We see here why so many steps are needed to find the optimal period: the width of each of these peaks is so small that a coarser grid might easily miss a significant peak!

The Lomb-Scargle model is essentially a least squares fit of a single sinusoid to the data; we can see the model fit using the predict method of the periodic model:

In [14]: import numpy as np

In [15]: tfit = np.linspace(0, model.best_period, 4)

In [16]: model.predict(tfit)
Out[16]: array([ 17.03381525,  17.02560232,  17.37830128,  17.03381525])

Let’s take a look at this model plotted over the phased data:

(Source code, png, hires.png, pdf)

../_images/lomb_scargle-2.png

The model is clearly not a good fit for the data (RR Lyrae are much more complicated than a simple sine wave!) but the model serves a useful purpose: it gives us an accurate period determination: the key is that although the sine wave is not a good fit to the data, it is a much better fit at the correct period than it is at the incorrect period.

Configuring the Optimizer

Finding the best period requires use of an optimizer. For typical optimization problems, this is done using some sort of automated minimization scheme such as gradient descent, or perhaps via a Bayesian sampling scheme such as MCMC. Unfortunately, these typical methods fail because there are so many peaks in the periodogram frequency. Typically periodogram studies fall back on a brute force search grid, finding the grid point which maximizes the power/score.

A brute force search has two parameters that must be specified: the range of the grid, and the step spacing of the grid.

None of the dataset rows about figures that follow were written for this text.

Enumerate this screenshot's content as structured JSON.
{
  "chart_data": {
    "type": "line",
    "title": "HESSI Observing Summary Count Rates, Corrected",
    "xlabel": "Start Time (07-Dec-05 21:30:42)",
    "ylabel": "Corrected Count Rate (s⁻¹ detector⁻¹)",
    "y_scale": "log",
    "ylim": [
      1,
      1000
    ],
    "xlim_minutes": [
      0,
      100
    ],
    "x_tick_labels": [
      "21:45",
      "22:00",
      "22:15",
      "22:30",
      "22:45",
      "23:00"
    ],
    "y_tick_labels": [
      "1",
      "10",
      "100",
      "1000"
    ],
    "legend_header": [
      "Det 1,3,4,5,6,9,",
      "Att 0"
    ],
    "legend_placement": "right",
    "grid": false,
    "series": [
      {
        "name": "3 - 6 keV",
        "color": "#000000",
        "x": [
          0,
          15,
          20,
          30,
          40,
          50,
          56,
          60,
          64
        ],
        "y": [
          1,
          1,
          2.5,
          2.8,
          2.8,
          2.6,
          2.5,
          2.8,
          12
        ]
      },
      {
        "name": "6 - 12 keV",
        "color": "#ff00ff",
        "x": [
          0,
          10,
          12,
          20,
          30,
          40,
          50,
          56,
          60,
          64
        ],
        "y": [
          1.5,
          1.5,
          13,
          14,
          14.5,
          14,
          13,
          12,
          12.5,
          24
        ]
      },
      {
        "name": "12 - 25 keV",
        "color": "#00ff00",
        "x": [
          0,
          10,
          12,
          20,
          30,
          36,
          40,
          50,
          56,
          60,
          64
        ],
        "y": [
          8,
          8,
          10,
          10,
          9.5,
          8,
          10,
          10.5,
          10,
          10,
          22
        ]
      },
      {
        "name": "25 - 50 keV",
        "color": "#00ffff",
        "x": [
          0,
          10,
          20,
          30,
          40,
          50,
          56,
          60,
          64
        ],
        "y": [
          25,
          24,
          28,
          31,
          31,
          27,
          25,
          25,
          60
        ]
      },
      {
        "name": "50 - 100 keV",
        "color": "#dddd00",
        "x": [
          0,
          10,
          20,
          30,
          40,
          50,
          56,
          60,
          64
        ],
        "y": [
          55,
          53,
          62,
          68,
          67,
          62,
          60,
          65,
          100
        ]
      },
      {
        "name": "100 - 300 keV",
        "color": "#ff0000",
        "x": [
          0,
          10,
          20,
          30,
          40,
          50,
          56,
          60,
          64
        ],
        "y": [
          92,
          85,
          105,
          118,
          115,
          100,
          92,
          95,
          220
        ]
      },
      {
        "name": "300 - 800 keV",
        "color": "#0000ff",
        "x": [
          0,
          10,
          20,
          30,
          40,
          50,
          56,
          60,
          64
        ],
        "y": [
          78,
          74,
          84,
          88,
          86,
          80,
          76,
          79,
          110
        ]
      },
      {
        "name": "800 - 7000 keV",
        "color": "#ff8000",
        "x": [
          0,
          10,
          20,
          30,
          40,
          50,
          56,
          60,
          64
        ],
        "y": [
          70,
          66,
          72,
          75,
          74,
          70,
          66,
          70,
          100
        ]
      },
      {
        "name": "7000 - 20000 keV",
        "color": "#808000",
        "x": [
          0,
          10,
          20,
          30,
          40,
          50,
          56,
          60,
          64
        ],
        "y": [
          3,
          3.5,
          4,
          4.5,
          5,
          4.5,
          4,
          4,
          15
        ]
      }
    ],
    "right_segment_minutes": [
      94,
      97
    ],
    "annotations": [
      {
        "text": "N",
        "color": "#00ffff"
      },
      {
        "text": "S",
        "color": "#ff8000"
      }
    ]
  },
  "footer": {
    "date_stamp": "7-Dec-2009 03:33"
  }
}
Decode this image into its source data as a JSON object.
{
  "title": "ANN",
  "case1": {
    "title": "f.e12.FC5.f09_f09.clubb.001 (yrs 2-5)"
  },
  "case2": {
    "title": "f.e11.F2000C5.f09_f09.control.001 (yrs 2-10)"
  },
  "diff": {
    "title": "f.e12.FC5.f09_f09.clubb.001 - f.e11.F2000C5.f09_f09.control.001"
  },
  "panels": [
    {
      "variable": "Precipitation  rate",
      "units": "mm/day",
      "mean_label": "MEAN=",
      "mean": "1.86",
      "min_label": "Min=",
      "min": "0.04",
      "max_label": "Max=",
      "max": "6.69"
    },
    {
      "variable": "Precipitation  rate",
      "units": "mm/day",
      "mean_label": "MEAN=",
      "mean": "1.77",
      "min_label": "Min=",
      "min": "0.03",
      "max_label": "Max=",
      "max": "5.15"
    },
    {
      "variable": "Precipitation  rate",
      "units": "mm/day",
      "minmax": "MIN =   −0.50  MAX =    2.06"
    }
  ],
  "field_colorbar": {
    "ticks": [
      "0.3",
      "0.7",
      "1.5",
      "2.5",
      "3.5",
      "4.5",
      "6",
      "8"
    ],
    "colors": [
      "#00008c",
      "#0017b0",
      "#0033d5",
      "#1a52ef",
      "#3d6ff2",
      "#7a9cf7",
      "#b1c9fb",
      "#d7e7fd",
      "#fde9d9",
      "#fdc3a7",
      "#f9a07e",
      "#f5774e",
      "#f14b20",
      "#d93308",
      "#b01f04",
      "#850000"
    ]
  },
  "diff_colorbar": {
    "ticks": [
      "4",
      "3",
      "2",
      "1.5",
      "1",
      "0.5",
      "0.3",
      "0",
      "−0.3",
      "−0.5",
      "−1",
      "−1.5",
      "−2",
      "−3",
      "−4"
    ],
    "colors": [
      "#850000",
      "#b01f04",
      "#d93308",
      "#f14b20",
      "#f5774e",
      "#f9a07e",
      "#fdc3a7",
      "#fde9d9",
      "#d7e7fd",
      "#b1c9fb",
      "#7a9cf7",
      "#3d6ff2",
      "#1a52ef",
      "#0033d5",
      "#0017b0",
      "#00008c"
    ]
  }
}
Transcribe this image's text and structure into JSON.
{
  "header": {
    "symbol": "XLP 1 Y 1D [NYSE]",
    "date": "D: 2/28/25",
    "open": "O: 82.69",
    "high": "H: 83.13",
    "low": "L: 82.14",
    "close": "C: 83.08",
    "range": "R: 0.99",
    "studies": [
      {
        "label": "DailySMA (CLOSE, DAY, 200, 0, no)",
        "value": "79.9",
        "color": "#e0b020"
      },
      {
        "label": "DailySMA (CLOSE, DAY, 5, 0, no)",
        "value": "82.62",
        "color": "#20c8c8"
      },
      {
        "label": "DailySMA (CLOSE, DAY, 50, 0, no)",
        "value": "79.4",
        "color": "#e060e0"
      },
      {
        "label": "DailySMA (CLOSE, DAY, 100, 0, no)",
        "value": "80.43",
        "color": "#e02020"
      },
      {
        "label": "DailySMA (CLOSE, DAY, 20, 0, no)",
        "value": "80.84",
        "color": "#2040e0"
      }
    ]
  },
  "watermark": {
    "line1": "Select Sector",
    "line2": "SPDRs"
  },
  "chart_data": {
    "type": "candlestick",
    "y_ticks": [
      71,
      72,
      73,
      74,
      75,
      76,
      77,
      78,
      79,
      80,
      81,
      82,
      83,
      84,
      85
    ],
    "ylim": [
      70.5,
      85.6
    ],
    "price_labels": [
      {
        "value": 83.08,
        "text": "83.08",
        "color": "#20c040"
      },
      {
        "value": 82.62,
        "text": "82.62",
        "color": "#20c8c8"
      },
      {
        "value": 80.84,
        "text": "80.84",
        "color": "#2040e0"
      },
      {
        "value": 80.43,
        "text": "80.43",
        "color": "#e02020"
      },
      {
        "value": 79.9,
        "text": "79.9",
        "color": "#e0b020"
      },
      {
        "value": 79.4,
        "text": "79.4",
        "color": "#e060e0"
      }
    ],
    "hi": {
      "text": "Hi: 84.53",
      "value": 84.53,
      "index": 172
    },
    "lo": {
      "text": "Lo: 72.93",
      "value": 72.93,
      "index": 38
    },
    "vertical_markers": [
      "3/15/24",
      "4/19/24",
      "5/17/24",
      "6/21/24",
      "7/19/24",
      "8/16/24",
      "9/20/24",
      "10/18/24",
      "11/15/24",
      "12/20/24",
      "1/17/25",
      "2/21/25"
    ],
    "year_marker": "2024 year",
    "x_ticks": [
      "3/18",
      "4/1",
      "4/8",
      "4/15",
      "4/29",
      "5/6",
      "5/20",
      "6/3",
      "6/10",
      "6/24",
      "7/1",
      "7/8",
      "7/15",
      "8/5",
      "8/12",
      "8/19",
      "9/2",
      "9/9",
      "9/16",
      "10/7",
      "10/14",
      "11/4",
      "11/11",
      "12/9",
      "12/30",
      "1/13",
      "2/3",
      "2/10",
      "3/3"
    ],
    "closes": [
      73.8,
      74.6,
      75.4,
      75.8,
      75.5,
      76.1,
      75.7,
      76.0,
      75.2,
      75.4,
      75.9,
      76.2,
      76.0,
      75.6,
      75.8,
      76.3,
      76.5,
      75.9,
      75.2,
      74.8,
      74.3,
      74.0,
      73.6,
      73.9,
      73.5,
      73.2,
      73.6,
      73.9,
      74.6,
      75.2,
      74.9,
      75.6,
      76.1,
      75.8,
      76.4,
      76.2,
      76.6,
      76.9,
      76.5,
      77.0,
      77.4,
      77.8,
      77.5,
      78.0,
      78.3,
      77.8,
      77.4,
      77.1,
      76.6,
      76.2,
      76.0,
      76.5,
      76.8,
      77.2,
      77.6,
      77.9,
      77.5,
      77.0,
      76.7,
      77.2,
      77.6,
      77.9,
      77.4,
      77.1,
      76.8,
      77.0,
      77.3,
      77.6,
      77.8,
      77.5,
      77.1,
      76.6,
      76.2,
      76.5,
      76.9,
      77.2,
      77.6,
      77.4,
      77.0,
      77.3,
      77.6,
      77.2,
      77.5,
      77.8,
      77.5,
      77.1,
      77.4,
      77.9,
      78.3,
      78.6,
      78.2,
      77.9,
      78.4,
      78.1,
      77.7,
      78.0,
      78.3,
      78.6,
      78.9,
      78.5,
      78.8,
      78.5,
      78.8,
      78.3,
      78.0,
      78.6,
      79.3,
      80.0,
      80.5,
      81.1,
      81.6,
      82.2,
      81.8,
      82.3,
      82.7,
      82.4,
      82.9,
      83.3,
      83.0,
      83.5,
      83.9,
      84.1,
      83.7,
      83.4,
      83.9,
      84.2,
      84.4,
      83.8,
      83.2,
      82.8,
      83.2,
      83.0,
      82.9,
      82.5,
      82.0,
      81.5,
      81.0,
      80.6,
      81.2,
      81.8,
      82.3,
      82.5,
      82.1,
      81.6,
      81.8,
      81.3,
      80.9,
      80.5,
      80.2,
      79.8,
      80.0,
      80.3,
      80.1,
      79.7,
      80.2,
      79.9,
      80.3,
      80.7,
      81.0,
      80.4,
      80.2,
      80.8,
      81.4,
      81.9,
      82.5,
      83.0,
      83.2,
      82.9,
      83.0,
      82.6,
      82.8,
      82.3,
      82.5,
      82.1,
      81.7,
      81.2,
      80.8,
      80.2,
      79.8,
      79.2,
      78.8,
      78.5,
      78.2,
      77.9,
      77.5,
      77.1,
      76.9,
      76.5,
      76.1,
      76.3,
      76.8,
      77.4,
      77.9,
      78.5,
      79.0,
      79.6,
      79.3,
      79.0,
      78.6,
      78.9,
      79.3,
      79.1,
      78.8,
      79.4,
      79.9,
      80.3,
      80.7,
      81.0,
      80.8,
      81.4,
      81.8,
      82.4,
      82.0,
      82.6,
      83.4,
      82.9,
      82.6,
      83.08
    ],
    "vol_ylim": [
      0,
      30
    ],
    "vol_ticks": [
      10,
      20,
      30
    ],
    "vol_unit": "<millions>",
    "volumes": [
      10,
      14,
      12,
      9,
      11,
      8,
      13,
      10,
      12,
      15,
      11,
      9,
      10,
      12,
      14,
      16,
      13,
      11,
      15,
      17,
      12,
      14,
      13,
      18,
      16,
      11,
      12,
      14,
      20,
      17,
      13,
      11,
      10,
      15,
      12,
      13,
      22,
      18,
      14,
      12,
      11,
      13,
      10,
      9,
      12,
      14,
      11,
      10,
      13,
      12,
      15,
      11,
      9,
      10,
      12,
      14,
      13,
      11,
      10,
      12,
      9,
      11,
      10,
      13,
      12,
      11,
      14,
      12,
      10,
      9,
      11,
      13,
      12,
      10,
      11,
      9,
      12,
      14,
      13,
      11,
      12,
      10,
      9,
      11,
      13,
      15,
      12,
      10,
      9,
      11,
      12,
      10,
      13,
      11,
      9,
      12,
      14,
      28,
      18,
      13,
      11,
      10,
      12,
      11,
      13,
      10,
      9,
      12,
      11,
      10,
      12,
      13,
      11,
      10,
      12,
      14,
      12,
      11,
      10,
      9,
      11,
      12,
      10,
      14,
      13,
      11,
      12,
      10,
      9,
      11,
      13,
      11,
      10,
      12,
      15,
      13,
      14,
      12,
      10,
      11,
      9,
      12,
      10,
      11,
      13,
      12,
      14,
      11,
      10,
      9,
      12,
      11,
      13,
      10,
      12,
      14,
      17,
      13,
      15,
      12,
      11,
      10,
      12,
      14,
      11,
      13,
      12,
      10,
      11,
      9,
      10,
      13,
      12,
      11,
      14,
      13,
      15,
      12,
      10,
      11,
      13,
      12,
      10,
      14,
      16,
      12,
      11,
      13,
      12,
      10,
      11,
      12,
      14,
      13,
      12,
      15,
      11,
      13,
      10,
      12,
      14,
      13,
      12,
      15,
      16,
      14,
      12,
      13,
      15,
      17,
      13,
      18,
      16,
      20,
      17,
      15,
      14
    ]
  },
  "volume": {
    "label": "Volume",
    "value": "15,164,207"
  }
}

The range of the grid must be chosen based on your intuition about the data. Often people wrongly think they can use some sort of Nyquist-type limit to choose a search range (i.e. evaluating based on the minimum or mean time between subsequent observations); unfortunately this line of reasoning does not apply, even approximately, to unequally-spaced observations. This can’t be stressed enough, as such misuse of Nyquist-type arguments comes up often in the literature: The periodogram of an unequally-spaced time series is generally sensitive to periods far smaller than the minimum time between observations. Thus the search range is an entirely free parameter, which must be set by the user based on intuition about the data, and in gatspy is set via the model.optimizer.period_range parameter.

The spacing of the grid is easier to determine automatically. The grid spacing must be much smaller than the width a typical periodogram peak, or you risk entirely missing peaks within the scan. The typical width of a periodogram peak is inversely proportional to the range of the data; that is, if the first observation is at t_{min} and the last observation is at t_{max}, then the peak width in frequency is approximately

\Delta f = 2\pi/(t_{max} - t_{min}).

The grid should be chosen such that multiple grid poins cover each potential peak, so we need to choose an oversampling factor (say, 5) and compute the grid based on this.

We can see all of this in play when we ask the model for the best period. Since we’re looking at RR Lyrae which have typical periods of around 0.5 days, we’ll choose a range around this. Note that the units of period_range should match the units of the times passed to the fit() algorithm. Here the input times are in days, so the period_range is specified as (min_period, max_period) in days:

In [17]: model = periodic.LombScargleFast(fit_period=True)

In [18]: model.optimizer.period_range = (0.2, 1.2)

In [19]: model.fit(t_r, mag_r, dmag_r);

In [20]: model.best_period
Out[20]: 0.61431661211675215

These values can be adjusted via the optimizer argument to the model; this can be done either at or after instantiation. After instantiation is the preferred pattern for the default optimizer:

In [21]: model = periodic.LombScargleFast(fit_period=True)

In [22]: model.optimizer.set(period_range=(0.5, 0.7), first_pass_coverage=10)

In [23]: model.fit(t_r, mag_r, dmag_r);

In [24]: model.best_period
Out[24]: 0.61430890466467969

Before you do any period optimization, be sure to set these quantities appropriately! And note that becuase the grid spacing is equal in frequency, probing small periods (high frequencies) is much more expensive than probing large periods (small frequencies).